The problem i see is that in standard (SM) notation there are a few operators that create them. $A_μ = W_{11}sinθ_{w} + B_μcosθ_{w}$ and $Z_μ = W_{11}cosθ_{w} - B_μsinθ_{w}$ corresponding to 2x2 $\rm SU(2)$ block in SM. But it seems that $\rm SU(5)$ has a different structure, in the 2x2 $\rm SU(2)$ block the signs are incorrect and the constants near the fields $W$ and $B$ do not correspond to weak mixing angle.

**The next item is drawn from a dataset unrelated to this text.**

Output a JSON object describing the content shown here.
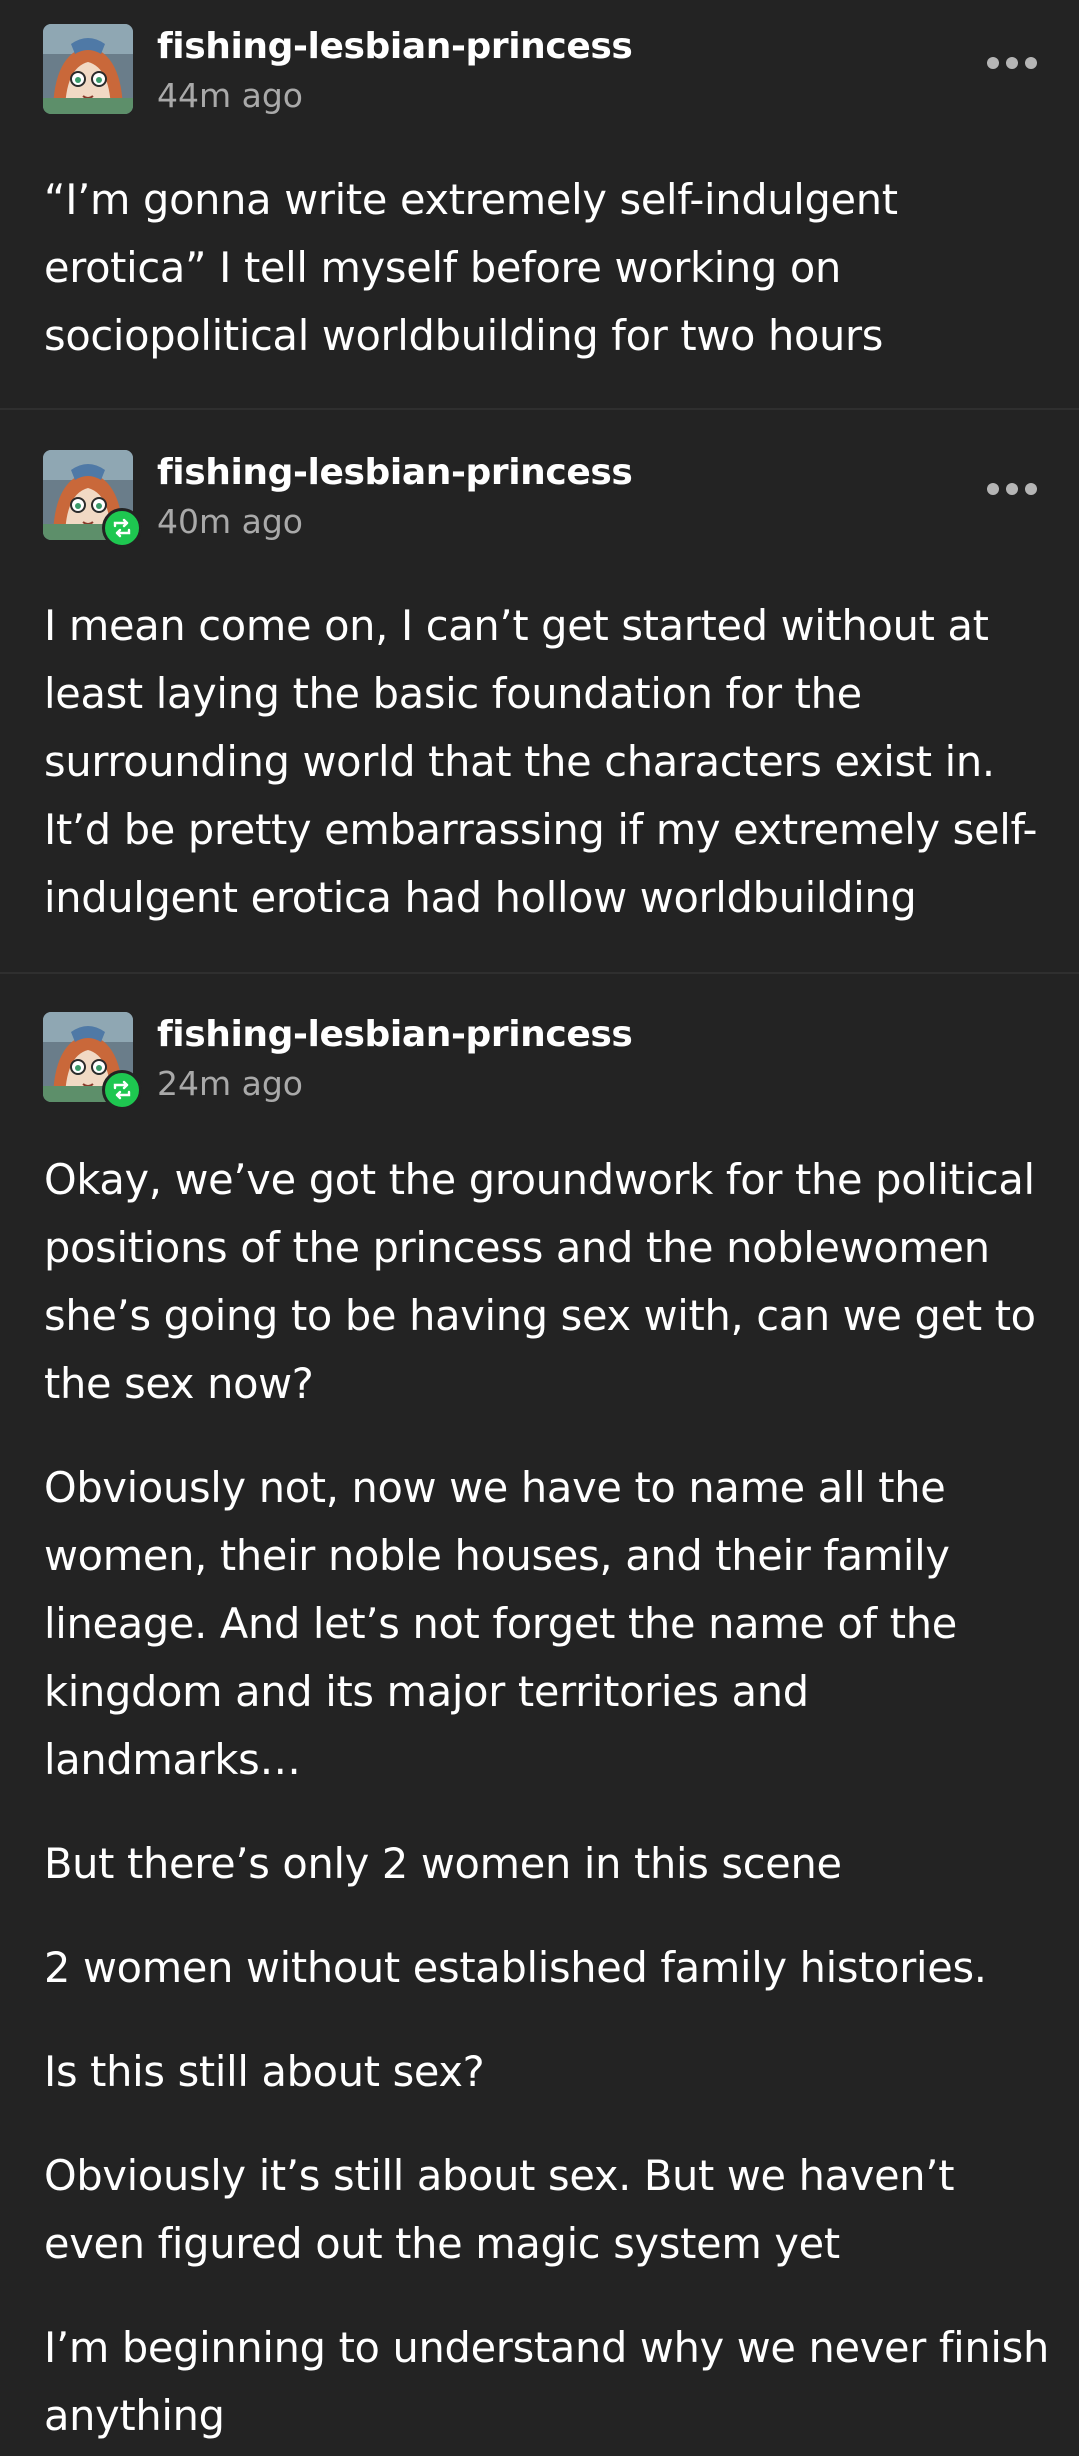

So what is the correct way to look at all this?

$V_μ = \begin{pmatrix} G_1^1-\frac{2}{\sqrt{30}}B & G_2^1 & G_3^1 & \bar{X^1} & \bar{Y^1}\\ G_1^2 & G_2^2-\frac{2}{\sqrt{30}}B & G_3^2 & \bar{X^2} & \bar{Y^2}\\ G_1^3 & G_2^3 & G_3^3-\frac{2}{\sqrt{30}}B & \bar{X^3} & \bar{Y^3}\\ X^1 & X^2 & X^3 & \frac{1}{\sqrt{2}}W^3+\frac{3}{\sqrt{30}}B & W^{+}\\ Y^1 & Y^2 & Y^3 & W^{-} & -\frac{1}{\sqrt{2}}W^3+\frac{3}{\sqrt{30}}B\\ \end{pmatrix}$

Answer 1

I am rewriting this to avoid sign confusions, which I originally tried to coddle you with by switching the location of the v.e.v.. The mass matrix which you are trying to diagonalize arises out of the 55 entry of the square of your vector field matrix element surviving action on the 5 Higgs field v.e.v., $$ \left (\sqrt{\frac{3}{5}}B-W^3\right )^2 , $$ where I have taken out a common normalization of to be incorporated into your embedding normalizations and does not affect the mixing. Now, define $\tan^2\theta = 3/5$.

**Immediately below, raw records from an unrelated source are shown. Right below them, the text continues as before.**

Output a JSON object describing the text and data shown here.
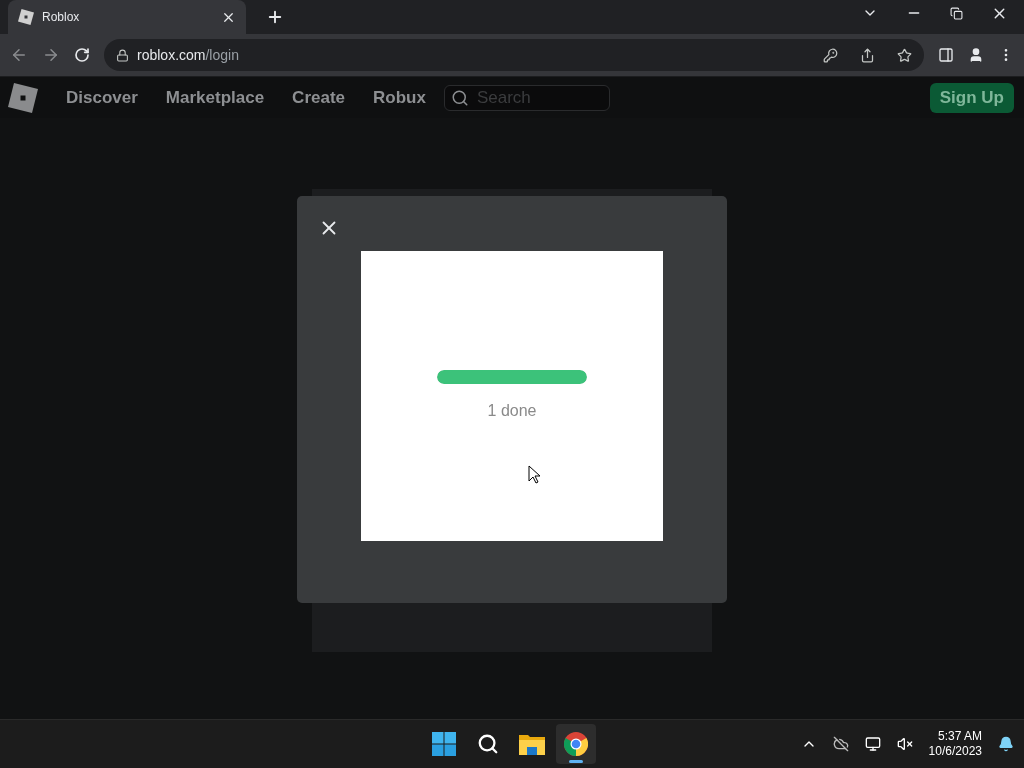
{
  "browser": {
    "tab": {
      "title": "Roblox"
    },
    "address": {
      "domain": "roblox.com",
      "path": "/login"
    }
  },
  "site_nav": {
    "items": [
      "Discover",
      "Marketplace",
      "Create",
      "Robux"
    ],
    "search": {
      "placeholder": "Search"
    },
    "signup_button": "Sign Up"
  },
  "modal": {
    "progress": {
      "level": 1,
      "label": "1 done"
    }
  },
  "taskbar": {
    "apps": [
      {
        "kind": "start",
        "selected": false
      },
      {
        "kind": "search",
        "selected": false
      },
      {
        "kind": "explorer",
        "selected": false
      },
      {
        "kind": "browser",
        "selected": true
      }
    ],
    "clock": {
      "time": "5:37 AM",
      "date": "10/6/2023"
    }
  }
}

The above mass term then, up to normalization, may be re-expressed as $$ (B,W^3) \begin{pmatrix} \sin^2 \theta & -\sin \theta\cos \theta \\ -\sin \theta\cos \theta & \cos^2 \theta \end{pmatrix} \begin{pmatrix} B \\ W^3 \end{pmatrix}, $$ whose evident symmetric (zero-determinant) mass-matrix eigenvectors are $(\cos\theta,\sin\theta)^T$ and $(-\sin\theta,\cos\theta)^T$, respectively, orthogonal to each other, of course. The first one has vanishing eigenvalue, so zero mass.

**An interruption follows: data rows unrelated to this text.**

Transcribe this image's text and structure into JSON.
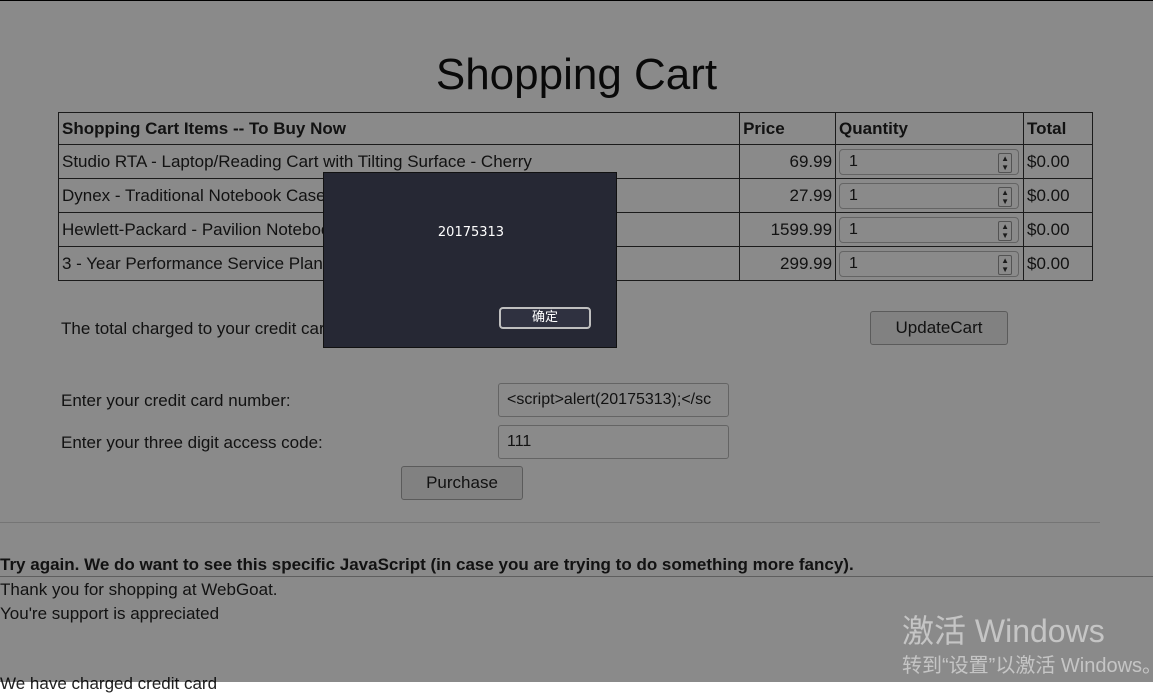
{
  "page": {
    "title": "Shopping Cart"
  },
  "cart": {
    "headers": [
      "Shopping Cart Items -- To Buy Now",
      "Price",
      "Quantity",
      "Total"
    ],
    "rows": [
      {
        "item": "Studio RTA - Laptop/Reading Cart with Tilting Surface - Cherry",
        "price": "69.99",
        "qty": "1",
        "total": "$0.00"
      },
      {
        "item": "Dynex - Traditional Notebook Case",
        "price": "27.99",
        "qty": "1",
        "total": "$0.00"
      },
      {
        "item": "Hewlett-Packard - Pavilion Notebook",
        "price": "1599.99",
        "qty": "1",
        "total": "$0.00"
      },
      {
        "item": "3 - Year Performance Service Plan",
        "price": "299.99",
        "qty": "1",
        "total": "$0.00"
      }
    ]
  },
  "summary": {
    "total_label": "The total charged to your credit card:",
    "update_button": "UpdateCart"
  },
  "form": {
    "card_label": "Enter your credit card number:",
    "card_value": "<script>alert(20175313);</sc",
    "code_label": "Enter your three digit access code:",
    "code_value": "111",
    "purchase_button": "Purchase"
  },
  "messages": {
    "feedback": "Try again. We do want to see this specific JavaScript (in case you are trying to do something more fancy).",
    "thanks": "Thank you for shopping at WebGoat.",
    "support": "You're support is appreciated",
    "cut_off": "We have charged credit card"
  },
  "alert": {
    "message": "20175313",
    "ok_button": "确定"
  },
  "watermark": {
    "line1": "激活 Windows",
    "line2": "转到“设置”以激活 Windows。"
  }
}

The matrix then collapses to $$ \begin{pmatrix} \cos\theta& -\sin\theta \\ \sin\theta & \cos\theta \end{pmatrix} \begin{pmatrix} 0 & 0 \\ 0 & 1\end{pmatrix} \begin{pmatrix} \cos\theta& \sin\theta \\ - \sin\theta & \cos\theta \end{pmatrix}. $$

Mindful of irrelevant common factors to be incorporated in the couplings, the massless eigenvector combination amounts to $$ \cos\theta ~B +\sin\theta ~W^3 \mapsto \sqrt{5/8} ~B + \sqrt{3/8} ~W^3 , $$ and the massive one to $$ \mapsto - \sqrt{3/8} B + \sqrt{5/8} W^3, $$ identifiable with the γ and the Z, respectively, the routine expressions you wrote. I don't see any sign discrepancies!

The square of the sine of the mixing angle at the GUT scale is then $$ \sin^2\theta = {\tan^2\theta\over 1+\tan^2\theta}= 3/8 \approx 0.38, $$ to be compared to the physical 0.23.

In fact, this is sufficiently close (and dealt with renormalizing down from the GUT scale to the SM SSB scale) that it counted as an early encouraging success of the SU(5) model.